# 3.2 grams of hydrogen react with 9.5 grams of bromine. Which is the limiting reagent?

Jul 30, 2016

Bromine.

#### Explanation:

The first thing to do here is write a balanced chemical equation that describes this synthesis reaction

${\text{H"_ (2(g)) + "Br"_ (2(g)) -> 2"HBr}}_{\left(g\right)}$

Hydrogen gas will react with bromine gas at temperatures that exceed ${300}^{\circ} \text{C}$ to form hydrogen bromide, $\text{HBr}$. Notice that the two reactants react in a $1 : 1$ mole ratio.

This tells you that the reaction will always consume equal numbers of moles of hydrogen gas and bromine gas.

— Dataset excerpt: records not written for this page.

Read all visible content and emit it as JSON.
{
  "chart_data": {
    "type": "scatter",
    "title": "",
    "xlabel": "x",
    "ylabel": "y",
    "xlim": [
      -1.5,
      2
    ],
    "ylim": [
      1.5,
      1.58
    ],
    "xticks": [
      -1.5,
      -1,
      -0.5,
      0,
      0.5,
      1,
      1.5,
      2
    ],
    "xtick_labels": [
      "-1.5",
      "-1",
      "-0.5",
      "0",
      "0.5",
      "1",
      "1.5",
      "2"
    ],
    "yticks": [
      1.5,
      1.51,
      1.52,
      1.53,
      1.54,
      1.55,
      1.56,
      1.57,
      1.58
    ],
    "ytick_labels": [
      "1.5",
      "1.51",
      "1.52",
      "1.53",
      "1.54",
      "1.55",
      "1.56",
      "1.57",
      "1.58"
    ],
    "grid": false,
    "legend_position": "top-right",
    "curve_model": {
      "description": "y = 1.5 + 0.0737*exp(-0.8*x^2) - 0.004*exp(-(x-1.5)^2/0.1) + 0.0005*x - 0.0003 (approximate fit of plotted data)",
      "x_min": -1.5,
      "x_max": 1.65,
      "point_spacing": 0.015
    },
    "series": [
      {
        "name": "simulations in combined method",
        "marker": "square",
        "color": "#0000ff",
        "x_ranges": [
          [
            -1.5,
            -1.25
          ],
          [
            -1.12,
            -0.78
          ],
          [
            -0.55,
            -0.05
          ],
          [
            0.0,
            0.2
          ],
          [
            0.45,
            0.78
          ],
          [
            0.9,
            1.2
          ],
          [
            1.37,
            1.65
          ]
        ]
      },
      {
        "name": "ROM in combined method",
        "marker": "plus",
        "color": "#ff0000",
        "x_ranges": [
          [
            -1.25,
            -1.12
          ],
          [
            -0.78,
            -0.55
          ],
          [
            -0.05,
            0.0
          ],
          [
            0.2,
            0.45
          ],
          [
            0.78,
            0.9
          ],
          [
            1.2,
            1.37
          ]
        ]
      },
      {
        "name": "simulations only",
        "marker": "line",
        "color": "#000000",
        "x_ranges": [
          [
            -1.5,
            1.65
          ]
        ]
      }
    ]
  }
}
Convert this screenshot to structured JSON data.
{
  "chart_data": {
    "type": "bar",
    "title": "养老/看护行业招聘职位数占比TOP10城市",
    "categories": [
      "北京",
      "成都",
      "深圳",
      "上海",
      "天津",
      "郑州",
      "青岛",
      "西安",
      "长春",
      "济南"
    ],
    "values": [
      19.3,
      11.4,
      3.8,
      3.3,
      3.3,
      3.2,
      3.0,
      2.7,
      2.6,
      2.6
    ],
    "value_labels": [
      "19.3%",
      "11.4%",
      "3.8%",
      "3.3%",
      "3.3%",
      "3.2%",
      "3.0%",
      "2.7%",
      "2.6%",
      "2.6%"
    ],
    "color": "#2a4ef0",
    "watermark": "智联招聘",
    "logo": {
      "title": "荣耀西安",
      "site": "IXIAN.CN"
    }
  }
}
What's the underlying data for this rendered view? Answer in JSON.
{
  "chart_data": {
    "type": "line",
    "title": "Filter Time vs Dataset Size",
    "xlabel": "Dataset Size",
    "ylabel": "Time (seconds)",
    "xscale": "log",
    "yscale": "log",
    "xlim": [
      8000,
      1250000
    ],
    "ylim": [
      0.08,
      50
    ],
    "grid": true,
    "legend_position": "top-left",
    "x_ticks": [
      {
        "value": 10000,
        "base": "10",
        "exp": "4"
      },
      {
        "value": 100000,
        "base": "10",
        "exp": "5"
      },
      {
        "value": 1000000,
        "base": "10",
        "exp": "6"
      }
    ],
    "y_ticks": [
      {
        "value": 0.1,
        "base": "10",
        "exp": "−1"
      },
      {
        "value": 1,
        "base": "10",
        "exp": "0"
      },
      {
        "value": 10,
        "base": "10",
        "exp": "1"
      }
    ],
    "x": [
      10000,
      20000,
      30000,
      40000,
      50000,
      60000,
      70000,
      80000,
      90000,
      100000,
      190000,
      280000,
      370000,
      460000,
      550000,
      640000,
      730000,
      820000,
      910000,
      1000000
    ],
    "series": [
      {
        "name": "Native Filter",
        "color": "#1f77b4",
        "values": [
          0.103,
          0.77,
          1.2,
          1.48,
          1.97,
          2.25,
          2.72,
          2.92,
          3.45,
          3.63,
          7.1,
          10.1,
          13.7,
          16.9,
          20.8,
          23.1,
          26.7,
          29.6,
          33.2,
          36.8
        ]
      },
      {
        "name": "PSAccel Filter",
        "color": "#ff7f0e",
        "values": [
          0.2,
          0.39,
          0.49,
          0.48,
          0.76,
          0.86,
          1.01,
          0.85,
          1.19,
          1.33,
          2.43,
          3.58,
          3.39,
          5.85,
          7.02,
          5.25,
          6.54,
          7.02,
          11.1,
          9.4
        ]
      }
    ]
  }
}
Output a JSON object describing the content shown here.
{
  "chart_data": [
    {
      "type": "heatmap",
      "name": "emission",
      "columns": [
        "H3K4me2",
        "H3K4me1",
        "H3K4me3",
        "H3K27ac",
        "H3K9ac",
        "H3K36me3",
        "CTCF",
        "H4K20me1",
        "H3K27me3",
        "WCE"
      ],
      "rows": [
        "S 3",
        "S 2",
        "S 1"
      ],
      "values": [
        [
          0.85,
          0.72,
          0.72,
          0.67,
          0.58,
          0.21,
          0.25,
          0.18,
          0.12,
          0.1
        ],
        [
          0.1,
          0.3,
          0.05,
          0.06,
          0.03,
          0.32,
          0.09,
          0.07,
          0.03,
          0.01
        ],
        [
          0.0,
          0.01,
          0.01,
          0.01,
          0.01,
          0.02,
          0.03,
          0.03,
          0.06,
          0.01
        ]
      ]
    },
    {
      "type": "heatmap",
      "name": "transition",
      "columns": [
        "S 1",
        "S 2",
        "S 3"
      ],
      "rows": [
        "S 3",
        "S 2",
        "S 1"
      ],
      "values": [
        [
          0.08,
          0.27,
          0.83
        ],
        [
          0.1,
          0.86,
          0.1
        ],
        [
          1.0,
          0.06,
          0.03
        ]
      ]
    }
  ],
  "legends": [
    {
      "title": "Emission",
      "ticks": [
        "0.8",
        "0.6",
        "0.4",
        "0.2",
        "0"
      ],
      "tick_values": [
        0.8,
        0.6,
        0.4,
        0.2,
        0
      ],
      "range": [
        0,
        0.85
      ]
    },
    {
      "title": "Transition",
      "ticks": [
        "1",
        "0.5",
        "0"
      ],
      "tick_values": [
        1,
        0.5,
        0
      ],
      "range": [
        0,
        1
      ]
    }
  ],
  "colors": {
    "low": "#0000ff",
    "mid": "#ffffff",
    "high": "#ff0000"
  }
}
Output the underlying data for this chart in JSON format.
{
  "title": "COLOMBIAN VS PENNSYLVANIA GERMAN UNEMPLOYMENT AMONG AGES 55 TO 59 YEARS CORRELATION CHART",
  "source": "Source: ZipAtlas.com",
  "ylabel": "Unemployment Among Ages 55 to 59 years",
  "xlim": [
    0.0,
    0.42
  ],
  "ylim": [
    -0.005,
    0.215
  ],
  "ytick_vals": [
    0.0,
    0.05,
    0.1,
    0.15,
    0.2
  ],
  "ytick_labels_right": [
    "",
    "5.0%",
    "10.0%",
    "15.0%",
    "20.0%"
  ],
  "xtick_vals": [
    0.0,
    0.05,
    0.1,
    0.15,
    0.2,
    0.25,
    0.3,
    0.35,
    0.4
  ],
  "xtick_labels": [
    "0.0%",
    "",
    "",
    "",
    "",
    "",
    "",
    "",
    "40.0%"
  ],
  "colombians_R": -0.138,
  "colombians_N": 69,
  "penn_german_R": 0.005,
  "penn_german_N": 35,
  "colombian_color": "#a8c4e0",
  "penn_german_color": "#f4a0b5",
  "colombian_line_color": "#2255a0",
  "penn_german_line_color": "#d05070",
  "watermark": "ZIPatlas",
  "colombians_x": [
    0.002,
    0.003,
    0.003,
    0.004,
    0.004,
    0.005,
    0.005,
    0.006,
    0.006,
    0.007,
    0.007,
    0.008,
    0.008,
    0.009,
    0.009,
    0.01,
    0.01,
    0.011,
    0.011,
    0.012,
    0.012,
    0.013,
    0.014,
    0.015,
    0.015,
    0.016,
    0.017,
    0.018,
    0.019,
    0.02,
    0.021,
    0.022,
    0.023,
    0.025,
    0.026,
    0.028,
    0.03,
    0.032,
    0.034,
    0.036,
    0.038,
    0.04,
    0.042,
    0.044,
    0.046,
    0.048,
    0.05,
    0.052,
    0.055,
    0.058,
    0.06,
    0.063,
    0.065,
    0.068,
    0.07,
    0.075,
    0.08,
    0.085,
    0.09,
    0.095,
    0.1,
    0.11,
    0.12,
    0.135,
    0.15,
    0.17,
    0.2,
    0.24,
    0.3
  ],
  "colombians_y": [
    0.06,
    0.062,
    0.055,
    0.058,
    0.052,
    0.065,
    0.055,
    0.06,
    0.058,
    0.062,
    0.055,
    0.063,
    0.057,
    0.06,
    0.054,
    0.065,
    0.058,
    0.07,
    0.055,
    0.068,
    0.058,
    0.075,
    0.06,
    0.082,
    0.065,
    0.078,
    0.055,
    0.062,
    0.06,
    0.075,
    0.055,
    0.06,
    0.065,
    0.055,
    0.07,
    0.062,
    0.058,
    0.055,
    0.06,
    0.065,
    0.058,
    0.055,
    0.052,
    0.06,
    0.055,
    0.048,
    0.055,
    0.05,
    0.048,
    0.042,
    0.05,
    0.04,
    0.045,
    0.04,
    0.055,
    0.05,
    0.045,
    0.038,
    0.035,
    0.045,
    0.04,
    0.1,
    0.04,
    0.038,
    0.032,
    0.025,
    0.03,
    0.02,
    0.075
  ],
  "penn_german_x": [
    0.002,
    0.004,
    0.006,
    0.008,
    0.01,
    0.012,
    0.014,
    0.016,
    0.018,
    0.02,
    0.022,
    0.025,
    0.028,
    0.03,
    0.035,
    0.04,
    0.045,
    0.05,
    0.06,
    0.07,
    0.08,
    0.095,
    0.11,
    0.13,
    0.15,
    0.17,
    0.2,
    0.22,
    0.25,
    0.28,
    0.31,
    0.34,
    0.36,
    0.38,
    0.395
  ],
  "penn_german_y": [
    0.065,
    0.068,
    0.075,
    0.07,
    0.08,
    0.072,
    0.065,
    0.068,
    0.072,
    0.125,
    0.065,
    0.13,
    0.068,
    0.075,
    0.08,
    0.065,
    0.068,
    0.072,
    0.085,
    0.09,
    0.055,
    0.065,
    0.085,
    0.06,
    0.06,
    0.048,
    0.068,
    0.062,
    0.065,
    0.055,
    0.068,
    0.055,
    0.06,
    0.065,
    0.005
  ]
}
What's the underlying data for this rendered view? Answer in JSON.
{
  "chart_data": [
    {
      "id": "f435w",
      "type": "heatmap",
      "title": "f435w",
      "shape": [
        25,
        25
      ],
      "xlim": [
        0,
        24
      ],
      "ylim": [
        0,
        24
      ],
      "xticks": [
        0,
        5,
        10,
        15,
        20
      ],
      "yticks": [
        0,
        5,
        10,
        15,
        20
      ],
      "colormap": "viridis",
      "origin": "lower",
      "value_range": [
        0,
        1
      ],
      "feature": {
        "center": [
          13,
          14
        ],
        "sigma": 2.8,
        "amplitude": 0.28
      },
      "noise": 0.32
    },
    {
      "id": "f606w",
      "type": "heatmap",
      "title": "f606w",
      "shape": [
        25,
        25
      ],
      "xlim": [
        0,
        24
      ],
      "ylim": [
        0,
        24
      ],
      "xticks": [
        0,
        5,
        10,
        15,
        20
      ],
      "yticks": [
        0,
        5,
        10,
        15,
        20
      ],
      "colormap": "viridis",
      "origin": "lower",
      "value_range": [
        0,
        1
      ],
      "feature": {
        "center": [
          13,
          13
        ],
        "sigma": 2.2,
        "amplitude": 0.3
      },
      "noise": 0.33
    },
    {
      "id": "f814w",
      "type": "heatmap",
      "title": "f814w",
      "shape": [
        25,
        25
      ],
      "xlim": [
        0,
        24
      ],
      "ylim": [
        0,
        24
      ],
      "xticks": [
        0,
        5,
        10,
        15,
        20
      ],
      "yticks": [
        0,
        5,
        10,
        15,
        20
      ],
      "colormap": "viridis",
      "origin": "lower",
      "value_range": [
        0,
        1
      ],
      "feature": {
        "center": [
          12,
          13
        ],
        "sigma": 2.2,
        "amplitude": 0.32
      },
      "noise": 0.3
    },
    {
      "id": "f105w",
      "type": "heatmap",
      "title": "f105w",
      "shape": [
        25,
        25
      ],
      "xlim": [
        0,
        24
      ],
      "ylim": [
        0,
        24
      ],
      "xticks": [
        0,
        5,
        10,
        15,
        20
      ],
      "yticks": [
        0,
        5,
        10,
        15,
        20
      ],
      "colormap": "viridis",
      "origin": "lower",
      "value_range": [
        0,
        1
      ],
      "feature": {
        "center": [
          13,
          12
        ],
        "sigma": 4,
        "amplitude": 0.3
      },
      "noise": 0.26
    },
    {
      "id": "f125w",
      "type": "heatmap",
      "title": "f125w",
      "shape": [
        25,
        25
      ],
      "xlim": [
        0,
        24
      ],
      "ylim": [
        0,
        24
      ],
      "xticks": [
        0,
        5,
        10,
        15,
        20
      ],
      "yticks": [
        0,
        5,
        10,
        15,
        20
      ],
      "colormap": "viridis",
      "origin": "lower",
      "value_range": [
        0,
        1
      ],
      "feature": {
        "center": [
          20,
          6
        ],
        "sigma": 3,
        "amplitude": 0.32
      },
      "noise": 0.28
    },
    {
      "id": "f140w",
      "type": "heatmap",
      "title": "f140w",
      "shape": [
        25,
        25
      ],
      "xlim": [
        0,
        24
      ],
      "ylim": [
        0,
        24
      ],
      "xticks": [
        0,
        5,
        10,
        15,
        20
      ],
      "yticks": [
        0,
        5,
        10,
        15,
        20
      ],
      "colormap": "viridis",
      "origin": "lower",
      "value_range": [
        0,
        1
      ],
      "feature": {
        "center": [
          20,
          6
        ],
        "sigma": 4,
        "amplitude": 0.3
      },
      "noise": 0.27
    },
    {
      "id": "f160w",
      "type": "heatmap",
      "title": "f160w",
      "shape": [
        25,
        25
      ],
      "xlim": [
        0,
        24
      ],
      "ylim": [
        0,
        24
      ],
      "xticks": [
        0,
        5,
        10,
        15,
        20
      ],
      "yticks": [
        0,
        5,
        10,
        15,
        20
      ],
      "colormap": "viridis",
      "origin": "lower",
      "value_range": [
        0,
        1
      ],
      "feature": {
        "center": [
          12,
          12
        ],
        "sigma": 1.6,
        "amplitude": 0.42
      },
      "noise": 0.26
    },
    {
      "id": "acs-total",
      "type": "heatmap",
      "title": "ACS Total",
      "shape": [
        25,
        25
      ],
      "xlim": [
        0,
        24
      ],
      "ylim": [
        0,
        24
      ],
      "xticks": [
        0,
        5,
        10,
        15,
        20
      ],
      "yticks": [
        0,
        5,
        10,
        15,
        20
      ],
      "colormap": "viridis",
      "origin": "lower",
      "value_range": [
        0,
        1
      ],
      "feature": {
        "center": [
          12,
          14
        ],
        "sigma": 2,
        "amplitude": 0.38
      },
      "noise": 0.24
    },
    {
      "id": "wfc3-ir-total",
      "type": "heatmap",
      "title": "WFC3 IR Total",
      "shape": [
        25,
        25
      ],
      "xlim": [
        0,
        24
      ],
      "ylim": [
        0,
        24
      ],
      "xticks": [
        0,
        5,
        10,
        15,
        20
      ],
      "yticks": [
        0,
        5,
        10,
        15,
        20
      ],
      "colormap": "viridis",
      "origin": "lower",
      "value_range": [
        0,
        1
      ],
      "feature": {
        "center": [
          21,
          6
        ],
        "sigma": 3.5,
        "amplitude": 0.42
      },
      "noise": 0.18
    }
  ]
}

Use the molar masses of the two reactants to see how many moles of each you're mixing

3.2 color(red)(cancel(color(black)("g"))) * "1 mole H"_2/(2.016color(red)(cancel(color(black)("g")))) = "1.5873 moles H"_2

9.5 color(red)(cancel(color(black)("g"))) * "1 mole Br"_2/(159.81color(red)(cancel(color(black)("g")))) = "0.05945 moles Br"_2

As you can see, you have significantly fewer moles of bromine gas than needed in order to ensure that all the moles of hydrogen gas reacts.

That many moles of hydrogen gas would have required

1.5873 color(red)(cancel(color(black)("moles H"_2))) * "1 mole Br"_2/(1color(red)(cancel(color(black)("mole H"_2)))) = "1.5873 moles Br"_2

Since you don't have enough moles of bromine available, you can say for a fact that bromine gas will act as a limiting reagent, i.e. it will be completely consumed before all the moles of hydrogen gas will get a chance to react.

This is of course equivalent to saying that hydrogen gas is in excess.